Memorable Moment Haunts Me by Ariana Perez

There is one moment in in time that I seem to be unable to forget, no matter how hard I try. It seemed like any other morning until I came down the stairs and heard a loud sobbing sound. This was the first time I have experienced someone’s death from Covid-19. This was also is the first time in my life that I had seen my father cry and that image seems to be burned into my brain. My father is a large manly man, 6’2” 250 pounds, with a beard and air of seriousness about him.  Like any child, I have always thought my father was impossible to hurt. He was Dad the provider, overseer, and protector.  I remember looking shocked to see him slumped over in agony crying. It was then I heard him say into the phone, “John is dead!” That is when I understood what happened.
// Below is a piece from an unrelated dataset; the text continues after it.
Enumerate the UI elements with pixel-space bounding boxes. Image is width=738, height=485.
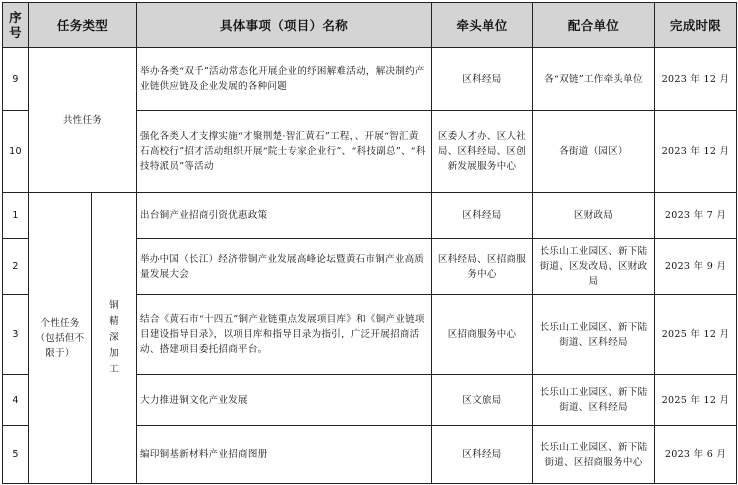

To be brief, John was my father’s high school teacher, coach, mentor, and best friend.  Their friendship span over 40 years and he was Uncle John to me.  It seems like overnight, our world had changed, no more Friday night dinners, movies together, and laughing at John’s jokes.

This pandemic has paralyzed us all in fear, and I am afraid to see my grandparents so as not to make them sick, so I stay alone in my room, and see the world from behind a mask.  I miss the hugs and kisses and good food we had at our family’s celebrations and seeing everyone’s smile.

I think we have all experienced this feeling or know someone who has suffered the effects of the tragedy of losing someone dear.  I think the cruelest part of Covid-19 was having people die alone in the hospital.  Death is part of life but not to be there next to them and to say good-bye and then being forced to attend a funeral by zoom does not provide the necessary closure in the grieving process.  I pray for Covid-19 to end soon and for our world to heal.